I find the parser *without* yield-from to be much easier to follow
what's going on, actually... and don't see what benefit was obtained
by the additional complication of using send().
In any case, you didn't address the confusion issue: the inability
of generators to return a value is there for a good reason,
It's there because formerly there was nowhere for the
return value to go. If there is somewhere for it to go,
the restriction will no longer be needed.
But that's begging the question (in the original meaning of the
phrase) of why we *want* to have two ways to return data from a generator.
As for confusion, we ignore the return values of function
calls all the time, without worrying that someone might be
confused by the fact that their return value doesn't go
anywhere.

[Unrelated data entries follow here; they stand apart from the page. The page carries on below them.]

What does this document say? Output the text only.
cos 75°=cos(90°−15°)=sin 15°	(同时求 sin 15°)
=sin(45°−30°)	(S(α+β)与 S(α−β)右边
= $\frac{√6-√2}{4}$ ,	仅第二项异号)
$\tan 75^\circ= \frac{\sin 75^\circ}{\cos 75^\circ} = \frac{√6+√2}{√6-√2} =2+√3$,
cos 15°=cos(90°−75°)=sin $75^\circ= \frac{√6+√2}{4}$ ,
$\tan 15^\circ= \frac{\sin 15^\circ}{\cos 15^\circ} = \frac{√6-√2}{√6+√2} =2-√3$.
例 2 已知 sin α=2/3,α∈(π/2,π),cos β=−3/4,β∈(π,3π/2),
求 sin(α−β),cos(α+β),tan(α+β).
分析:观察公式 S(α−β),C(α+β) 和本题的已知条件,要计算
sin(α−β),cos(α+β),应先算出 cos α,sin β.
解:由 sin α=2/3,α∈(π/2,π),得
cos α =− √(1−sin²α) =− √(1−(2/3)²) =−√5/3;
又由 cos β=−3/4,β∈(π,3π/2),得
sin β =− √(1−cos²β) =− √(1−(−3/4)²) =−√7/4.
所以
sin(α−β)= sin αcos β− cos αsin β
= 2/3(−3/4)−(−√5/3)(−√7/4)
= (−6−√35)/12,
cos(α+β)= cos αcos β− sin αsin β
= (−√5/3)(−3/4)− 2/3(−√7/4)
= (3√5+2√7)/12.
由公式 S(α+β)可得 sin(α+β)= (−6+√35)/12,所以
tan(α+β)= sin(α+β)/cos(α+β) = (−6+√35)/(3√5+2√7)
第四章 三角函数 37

And that's the right way to think of a yield-from
expression -- as a kind of function call, not a kind of yield.
But it's not a function call -- it's multiple *inverted* function
calls, followed by special handling of the last iteration of the
iterator it takes.
The control flow is also hard to explain, as is the implementation.
If there's anything confusing, it's the presence of the
word 'yield'. Its only virtue is that it gives a clue that
the construct has something to do with generators, but
you'll have to RTM to find out exactly what. Nobody has
thus far suggested any better name, however.
Perhaps this is because it's not that interesting of a feature. As I
said, I wouldn't fight a yield-from statement without all this
return-value stuff, although it still seems like too much trouble to me.